Yeah, now THAT's an issue--not which brand of CMS, or which CMS community with which one should affiliate, but how to handle the damn thing once you get it built. Do you host it elsewhere so you don't have to maintain it, patch it yourself? (For most very small organizations, yes, you should figure ongoing operating expenses to cover active management of your website infrastructure.) What are your options? How do you tie donations into general CRM into your social media tools, from mass emailing to twitter, facebook, instagram, whatever, to that "content" stuff you "manage" with a CMS?
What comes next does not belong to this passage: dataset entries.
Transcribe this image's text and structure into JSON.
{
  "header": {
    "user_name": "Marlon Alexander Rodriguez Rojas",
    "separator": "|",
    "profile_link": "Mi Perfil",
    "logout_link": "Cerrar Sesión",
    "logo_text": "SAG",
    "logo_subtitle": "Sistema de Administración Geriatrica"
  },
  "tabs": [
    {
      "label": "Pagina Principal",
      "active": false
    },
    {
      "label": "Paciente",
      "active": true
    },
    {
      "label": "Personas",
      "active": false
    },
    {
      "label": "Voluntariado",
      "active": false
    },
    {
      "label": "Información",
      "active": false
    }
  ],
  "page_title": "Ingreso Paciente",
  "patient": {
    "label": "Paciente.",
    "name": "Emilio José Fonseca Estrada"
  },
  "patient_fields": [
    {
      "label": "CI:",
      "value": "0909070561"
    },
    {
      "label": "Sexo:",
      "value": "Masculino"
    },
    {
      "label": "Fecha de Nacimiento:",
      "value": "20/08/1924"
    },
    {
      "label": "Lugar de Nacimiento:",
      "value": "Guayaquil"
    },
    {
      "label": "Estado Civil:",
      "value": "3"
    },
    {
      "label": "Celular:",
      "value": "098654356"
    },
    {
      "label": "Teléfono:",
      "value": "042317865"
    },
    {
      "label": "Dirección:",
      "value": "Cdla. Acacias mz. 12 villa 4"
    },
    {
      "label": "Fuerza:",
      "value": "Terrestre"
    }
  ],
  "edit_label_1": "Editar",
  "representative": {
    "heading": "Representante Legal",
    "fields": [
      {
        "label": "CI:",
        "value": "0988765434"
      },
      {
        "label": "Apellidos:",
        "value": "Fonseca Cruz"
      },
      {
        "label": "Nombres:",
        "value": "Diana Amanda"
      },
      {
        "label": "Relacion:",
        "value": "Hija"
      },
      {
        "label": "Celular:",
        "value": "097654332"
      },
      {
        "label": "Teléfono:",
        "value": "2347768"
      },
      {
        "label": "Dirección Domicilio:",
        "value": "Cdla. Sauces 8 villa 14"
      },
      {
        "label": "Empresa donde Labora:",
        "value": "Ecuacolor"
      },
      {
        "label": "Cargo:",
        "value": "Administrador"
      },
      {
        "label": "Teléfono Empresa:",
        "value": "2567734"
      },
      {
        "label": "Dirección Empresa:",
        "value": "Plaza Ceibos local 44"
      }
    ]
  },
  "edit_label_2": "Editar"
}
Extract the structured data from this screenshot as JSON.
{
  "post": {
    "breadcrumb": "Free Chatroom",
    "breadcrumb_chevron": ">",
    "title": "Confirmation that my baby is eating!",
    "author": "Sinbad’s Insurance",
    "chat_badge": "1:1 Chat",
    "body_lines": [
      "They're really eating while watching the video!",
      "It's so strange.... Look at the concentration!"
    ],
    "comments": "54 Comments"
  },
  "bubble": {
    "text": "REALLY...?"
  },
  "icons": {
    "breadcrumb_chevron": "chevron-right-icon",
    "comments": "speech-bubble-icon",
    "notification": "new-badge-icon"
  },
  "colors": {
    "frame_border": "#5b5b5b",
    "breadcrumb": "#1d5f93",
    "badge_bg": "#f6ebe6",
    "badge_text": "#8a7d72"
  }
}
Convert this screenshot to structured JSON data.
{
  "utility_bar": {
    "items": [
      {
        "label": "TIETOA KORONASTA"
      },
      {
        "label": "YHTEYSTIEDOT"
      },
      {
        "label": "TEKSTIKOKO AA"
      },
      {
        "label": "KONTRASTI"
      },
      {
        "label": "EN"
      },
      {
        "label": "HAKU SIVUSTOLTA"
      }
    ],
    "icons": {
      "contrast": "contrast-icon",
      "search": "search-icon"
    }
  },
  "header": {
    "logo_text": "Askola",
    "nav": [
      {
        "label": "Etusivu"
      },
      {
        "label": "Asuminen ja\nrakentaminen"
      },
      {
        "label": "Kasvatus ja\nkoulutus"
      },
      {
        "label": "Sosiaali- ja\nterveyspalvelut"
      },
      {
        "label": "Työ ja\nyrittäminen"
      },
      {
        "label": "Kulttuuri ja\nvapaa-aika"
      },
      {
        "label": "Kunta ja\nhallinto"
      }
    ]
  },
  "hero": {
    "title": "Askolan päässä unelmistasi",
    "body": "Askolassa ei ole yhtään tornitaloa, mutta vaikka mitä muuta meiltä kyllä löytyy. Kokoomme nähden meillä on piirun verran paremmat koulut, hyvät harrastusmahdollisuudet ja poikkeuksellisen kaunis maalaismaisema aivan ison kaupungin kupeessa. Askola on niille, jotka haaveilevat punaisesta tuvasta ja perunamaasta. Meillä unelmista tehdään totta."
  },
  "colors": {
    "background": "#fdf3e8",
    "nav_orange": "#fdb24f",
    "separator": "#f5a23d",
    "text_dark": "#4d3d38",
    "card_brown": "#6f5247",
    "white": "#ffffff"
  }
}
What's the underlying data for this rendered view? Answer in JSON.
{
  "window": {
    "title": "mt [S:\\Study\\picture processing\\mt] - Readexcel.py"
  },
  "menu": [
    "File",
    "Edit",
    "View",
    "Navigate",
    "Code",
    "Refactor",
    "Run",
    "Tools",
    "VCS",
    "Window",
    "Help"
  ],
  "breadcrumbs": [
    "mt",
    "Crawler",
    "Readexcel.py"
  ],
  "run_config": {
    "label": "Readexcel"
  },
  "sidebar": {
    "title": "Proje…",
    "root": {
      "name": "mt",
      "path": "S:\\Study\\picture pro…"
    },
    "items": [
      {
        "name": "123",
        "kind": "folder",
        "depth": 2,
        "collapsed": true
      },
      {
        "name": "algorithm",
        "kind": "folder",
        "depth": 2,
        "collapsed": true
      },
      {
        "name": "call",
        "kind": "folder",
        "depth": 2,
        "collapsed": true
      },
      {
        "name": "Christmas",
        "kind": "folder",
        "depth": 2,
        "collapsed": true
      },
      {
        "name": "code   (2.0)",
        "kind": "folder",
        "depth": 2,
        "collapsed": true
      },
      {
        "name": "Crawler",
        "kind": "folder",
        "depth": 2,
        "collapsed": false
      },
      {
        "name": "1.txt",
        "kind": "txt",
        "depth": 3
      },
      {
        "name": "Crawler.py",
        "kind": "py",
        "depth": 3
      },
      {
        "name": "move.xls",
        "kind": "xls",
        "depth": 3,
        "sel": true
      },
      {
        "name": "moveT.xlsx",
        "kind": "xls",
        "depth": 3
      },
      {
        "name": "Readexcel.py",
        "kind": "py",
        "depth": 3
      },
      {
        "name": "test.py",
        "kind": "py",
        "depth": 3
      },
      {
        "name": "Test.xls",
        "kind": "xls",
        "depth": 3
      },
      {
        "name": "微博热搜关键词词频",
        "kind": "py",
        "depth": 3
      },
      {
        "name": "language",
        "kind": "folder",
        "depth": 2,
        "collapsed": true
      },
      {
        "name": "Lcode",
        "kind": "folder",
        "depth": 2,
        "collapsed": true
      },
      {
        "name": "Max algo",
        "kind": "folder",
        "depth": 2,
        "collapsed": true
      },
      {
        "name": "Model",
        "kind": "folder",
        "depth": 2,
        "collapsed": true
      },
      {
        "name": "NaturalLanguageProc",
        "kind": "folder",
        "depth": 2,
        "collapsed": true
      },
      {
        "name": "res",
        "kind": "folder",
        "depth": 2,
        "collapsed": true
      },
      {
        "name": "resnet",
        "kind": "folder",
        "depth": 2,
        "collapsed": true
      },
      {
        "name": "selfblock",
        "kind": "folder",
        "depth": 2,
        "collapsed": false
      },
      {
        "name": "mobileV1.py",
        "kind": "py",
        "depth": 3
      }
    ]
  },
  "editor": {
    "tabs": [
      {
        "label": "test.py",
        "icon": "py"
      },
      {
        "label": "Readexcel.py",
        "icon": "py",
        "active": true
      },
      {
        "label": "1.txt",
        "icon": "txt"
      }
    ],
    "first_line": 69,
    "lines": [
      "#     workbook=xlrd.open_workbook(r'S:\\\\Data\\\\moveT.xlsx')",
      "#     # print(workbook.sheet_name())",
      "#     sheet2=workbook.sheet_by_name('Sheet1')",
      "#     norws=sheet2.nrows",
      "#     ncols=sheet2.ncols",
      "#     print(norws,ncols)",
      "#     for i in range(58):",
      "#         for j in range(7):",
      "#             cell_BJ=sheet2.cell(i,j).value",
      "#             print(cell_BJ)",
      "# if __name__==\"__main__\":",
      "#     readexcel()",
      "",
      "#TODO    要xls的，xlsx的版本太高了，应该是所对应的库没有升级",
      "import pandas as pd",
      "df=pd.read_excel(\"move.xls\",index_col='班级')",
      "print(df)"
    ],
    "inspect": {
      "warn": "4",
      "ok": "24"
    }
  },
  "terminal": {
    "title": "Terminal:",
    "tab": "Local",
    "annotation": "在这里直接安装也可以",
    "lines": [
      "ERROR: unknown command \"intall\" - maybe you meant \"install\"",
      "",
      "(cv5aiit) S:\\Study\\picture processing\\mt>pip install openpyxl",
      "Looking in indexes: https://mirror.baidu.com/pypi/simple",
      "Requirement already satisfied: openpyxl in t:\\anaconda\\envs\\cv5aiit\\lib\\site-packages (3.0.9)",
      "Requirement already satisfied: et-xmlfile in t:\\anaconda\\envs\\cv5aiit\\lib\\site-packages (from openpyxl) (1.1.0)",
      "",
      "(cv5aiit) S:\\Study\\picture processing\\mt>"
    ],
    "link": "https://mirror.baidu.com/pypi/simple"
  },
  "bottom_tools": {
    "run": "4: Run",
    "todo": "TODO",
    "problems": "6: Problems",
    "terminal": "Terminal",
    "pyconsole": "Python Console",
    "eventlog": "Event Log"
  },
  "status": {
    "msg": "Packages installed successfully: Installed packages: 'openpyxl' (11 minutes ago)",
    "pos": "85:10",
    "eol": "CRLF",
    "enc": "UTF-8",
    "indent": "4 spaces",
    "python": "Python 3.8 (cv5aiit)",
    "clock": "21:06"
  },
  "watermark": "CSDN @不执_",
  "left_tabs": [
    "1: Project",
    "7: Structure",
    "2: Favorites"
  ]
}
Those are real questions that, in my mind, people responsible for non-profit technology should be learning to ask. Once you understand why "having a CMS" means, in terms of maintainability, periodic changes and updates, the ongoing patching and maintenance, tying it all in to your communications environment and figuring out what might help your organization best, then you can ask better questions. One question that many organizations might want to start asking: In the age of tumblr and facebook, does my tiny organization need a website? What if we just tweet a lot and maintain a presence on tumblr and put lots of neat pictures out on Instagram?
It's too bad. The moderator, and one of the panelists, are both from AnnKissam, an organization of unusually talented and friendly people. I keep trying to see myself as obviously wrong in the face of such expertise, but I think this time my approach makes more sense.
I think we hold CMS panels because we know how to, and because they sound like they are useful. They are the equivalent of those long charts comparing features between complex products that most often lead you astray. Turns out that most of those charts convert nuts and berries to fruits so they fit the chart, and that useful reality is elsewhere.
While I am ranting, one more issue. At one point, one of the audience members righteously compared the virtues of open source tools like drupal and joomal and wordpress to the corporate over-priced offerings of IBM and Adobe. Oy. Never mind that IBM provides one of the best gardens of Drupal application notes out there and that Adobe doesn't offer a CMS. Never mind that the 100 pound gorilla in this discussion is Sharepoint, which is so majorly different conceptually from drupal and joomla and wordpress, and is offered to such different audiences, that a comparison between, say, drupal and sharepoint lacks meaning (which isn't to say that religious zealots on all sides ascribe meaning to such a comparison). Nevermind.
The real competitors to Drupal and Joomla and WordPress are scrappy commercial companies like ExpressionEngine--companies trying to do the same thing--make it easy to get specific types of content onto the web in an easily manageable, maintainable fashion, while also formalizing a support relationship so that the tools (and the contents) =are= maintained.
Sometimes, we tell ourselves stories to make ourselves feel good, and justify what we were going to do anyway, and forget that there were important questions that we meant to answer.